Профессор не понимал, что за внешней грубостью и даже развязностью Костик скрывает страх, владевший им. Черное отверстие люка в космический аппарат представлялось входом в преисподнюю. Но так как Косте казалось, что спутники никоим образом не разделяют его страха, то и самому показывать его было нельзя.
– Я пойду, профессор? – тихо спросил Андрюша, поправляя грязными пальцами очки. – Я худее вас, мне сподручнее.
– Идите, Андрюша, – с облегчением сказал профессор. – И говорите нам оттуда обо всем, что увидите.
– Я увижу, – сказал Андрюша, словно находился в каком-то трансе. – Я увижу нечто подобное фобу.
– Андрей! – остановил его Мюллер. – Идите, не надо фантазировать. Если вы боитесь, я пойду первым.
– Нет, я не боюсь. Мне ничто не угрожает, – ответил Андрюша, взялся пальцами за края люка и, подпрыгнув, перенес ноги через нижний край люка. Потом он выпрямился, и голова его исчезла из виду.
И тут же внутри аппарата зажегся свет, так что торс Андрюши стал черным силуэтом.
– Осторожнее, Андрюша! – воскликнул профессор, отступая от люка. – Возвращайтесь.

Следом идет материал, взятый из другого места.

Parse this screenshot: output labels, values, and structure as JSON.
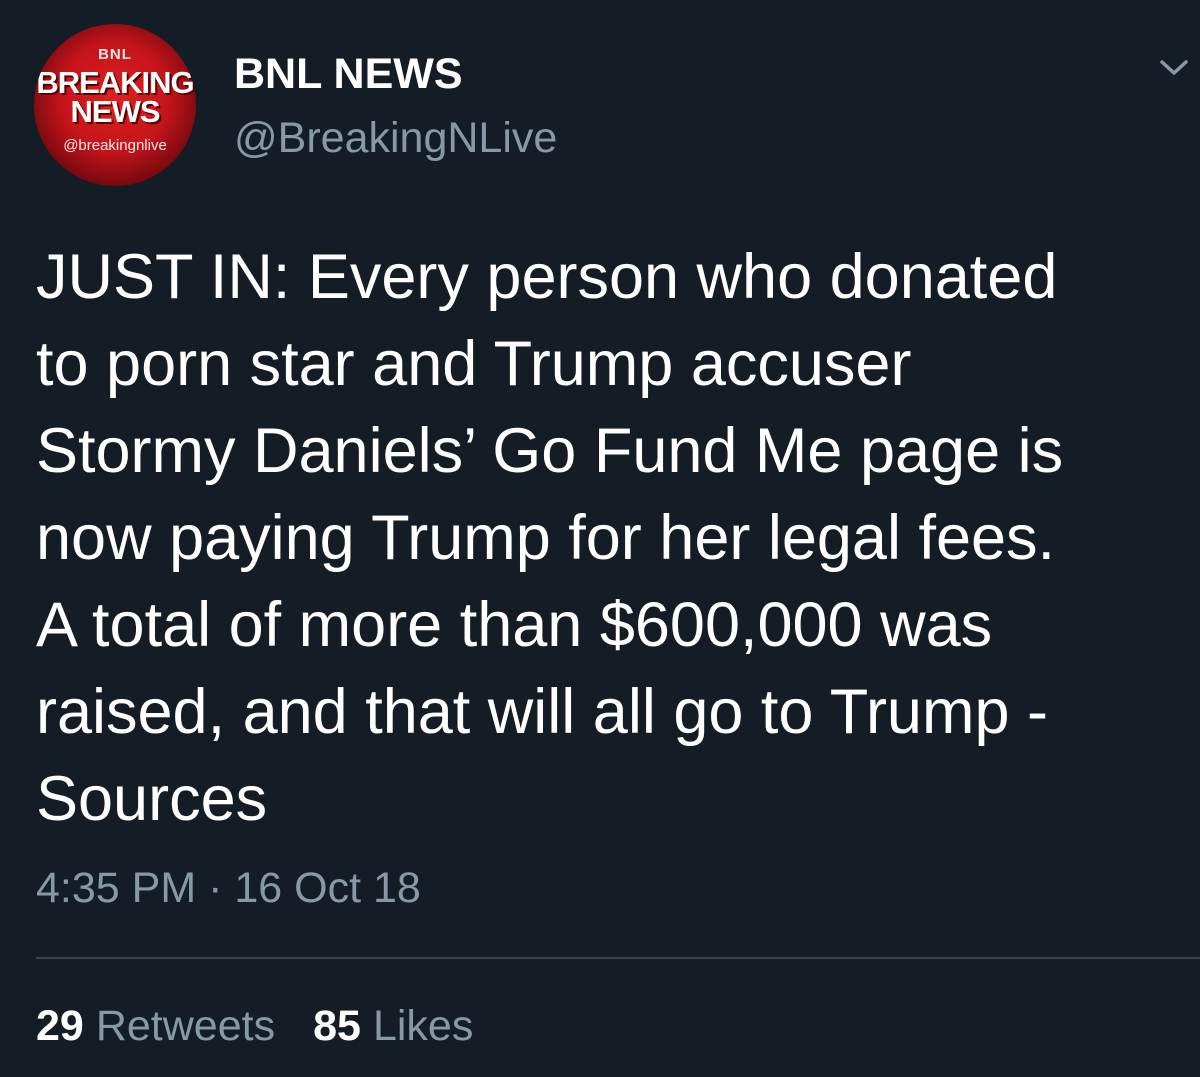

– Ничего страшного. – Андрюша наклонился, чтобы выглянуть из люка. – Аппарат устроен таким образом, что появление человека включает приборы, которые обеспечивают его светом, теплом и прочими жизненными функциями.
– Ты сам говоришь? – вдруг спросил Костик.
– А кто же за меня?
– Ты говоришь как-то не так. Будто тебе внушают эти мысли.
– Костя, вы отвлекаете Андрюшу, – сказал Мюллер.
– Я опасаюсь, – сказал Костик, – не проникла ли в мозг Андрюши чужая сила, таящаяся в этом аппарате.
– Это чистая мистика, – сказал профессор. – Но если вам страшно, то вы можете вернуться в лагерь.
– Мне страшно. Но не за себя, – сказал Костик. – Мне страшно за все человечество.
– Почему? Нам ничто не угрожает. Мы ученые. И движимы гуманными побуждениями.
– Что ваш гуманизм по сравнению с тем, о чем мы не можем иметь представления?
– Гуманизм одинаково свойствен всем разумным существам. Он рожден христианством.